La vida de las personas es más compleja que un intrincado entramado de receptores, circuitos, y transmisores. La importancia de los acontecimientos vitales sucedidos, y por suceder, así como de las decisiones tomadas nos muestran una realidad a la que difícilmente se puede responder de manera exclusiva con fármacos. En este sentido, aunque creo en la importancia del papel de los fármacos, creo poder afirmar que, de ningún modo, sustituyen la necesidad de una relación de ayuda.

 

Pero ¿Cómo construir esta “relación de ayuda” en una realidad compleja como la que vivimos?

 

Las personas que buscan ayuda sienten una cierta necesidad de recibirla o aquellas que se encierran en sus dificultades y se aíslan viven en estados de desconfianza, originados por los acontecimientos vividos.

 

¿Cómo construir una presencia que pueda proporcionar seguridad o que al menos aporte una experiencia de interés genuino? ¿Cómo encarar el futuro cuando la vida está condicionada por una realidad que limita y condiciona tu desarrollo como persona?

 

Acompañar a una persona de entre 20 y 40 años que vive en un entramado de aspectos que originan una realidad compleja no es una tarea sencilla. No tiene recursos económicos o estos resultan muy limitados. La capacidad para vivir de forma autónoma esta mermada. Con frecuencia usa drogas. Mantiene una relación discontinua con la “red de salud mental”, toma y deja de toma los fármacos por diferentes motivos. Lleva tiempo durmiendo mal. Mantiene una alimentación que no es muy adecuada. Hace tiempo que no realiza una tarea con la que se pueda sentir útil y perteneciente a la comunidad. Su apariencia física no resulta un aspecto en el que se detenga de forma especial y tampoco en su cuidado. Vive en un lugar inadecuado, en cualquier sitio o en la calle, y si hay familia la relación está a punto de agotarse o ya está agotada. En ocasiones se aísla, se encierra, y pierde el contacto con sus entornos sociales, refugiándose en el mundo virtual.

 

Probablemente la ayuda vaya en la dirección de tratar de entender a la persona, dedicarle tiempo, ser paciente, ser receptivo a sus necesidades, mostrarse disponible, resultar confiable …

 

Creo que no existe una respuesta definitiva.
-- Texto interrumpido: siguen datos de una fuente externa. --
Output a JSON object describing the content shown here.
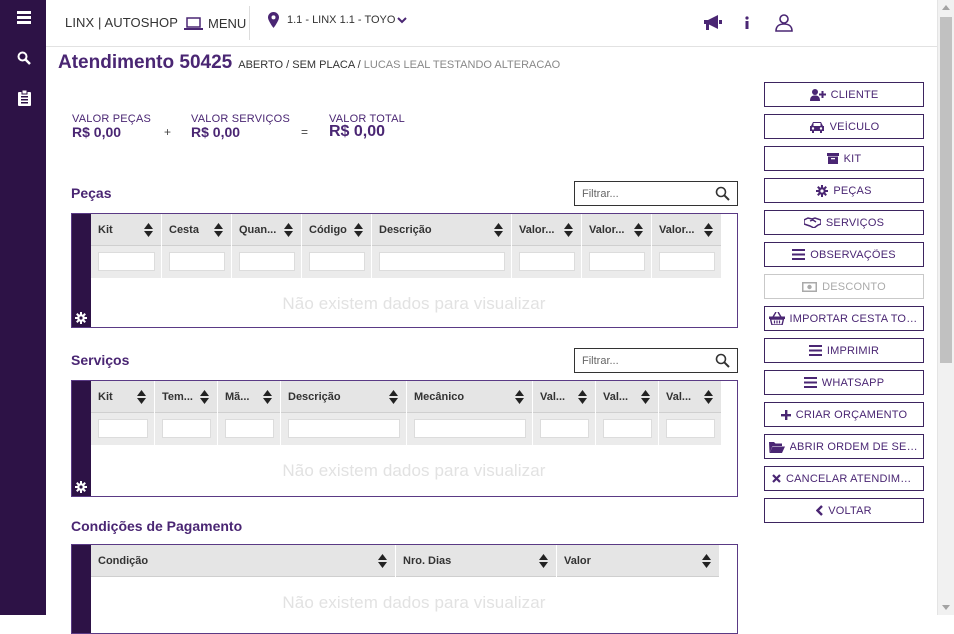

Probablemente encajar mejor las diferencias y promover acompañamientos más adecuados a cada malestar: equipos de trabajo capaces de sostener mejor a las personas afectadas y a los propios profesionales y, como señalaba al inicio, poder tener mejor conciencia de la realidad, de cómo esta va cambiando y de las dificultades a las que nos enfrenta.

 

Para acabar me gustaría poder señalar un último asunto. ¿Cómo trasladar la relación de ayuda originada? ¿Cómo hacer una buena derivación y no lanzar a la persona a la deriva tras procesos complejos y delicados que al igual que ocurre en las dolencias físicas pueden verse salpicados por distintas complicaciones?

 

El miedo, la inseguridad, el retorno a las respuestas inadecuadas que resultaron adaptativas en otro momento van a salpicar el proceso de cada individuo.

 

La incorporación más extensa e intensa a las relaciones familiares o sociales, y la búsqueda e inclusión de espacios laborales o prelaborales e incluso ocupacionales, originan situaciones en las que el estrés puede resultar muy complicado de manejar, de forma que regresar a la seguridad de lo inadecuado, pero adaptativo, se presenta como una alternativa aceptable y en ocasiones automatizada.

 

El malestar remite a los malestares vividos resultando insoportable. En este sentido la continuidad en los cuidados plantea un gran desafío. En cada edad, y ante los diferentes malestares, en los distintos contextos, estamos obligados a pensar en lo que precise cada persona.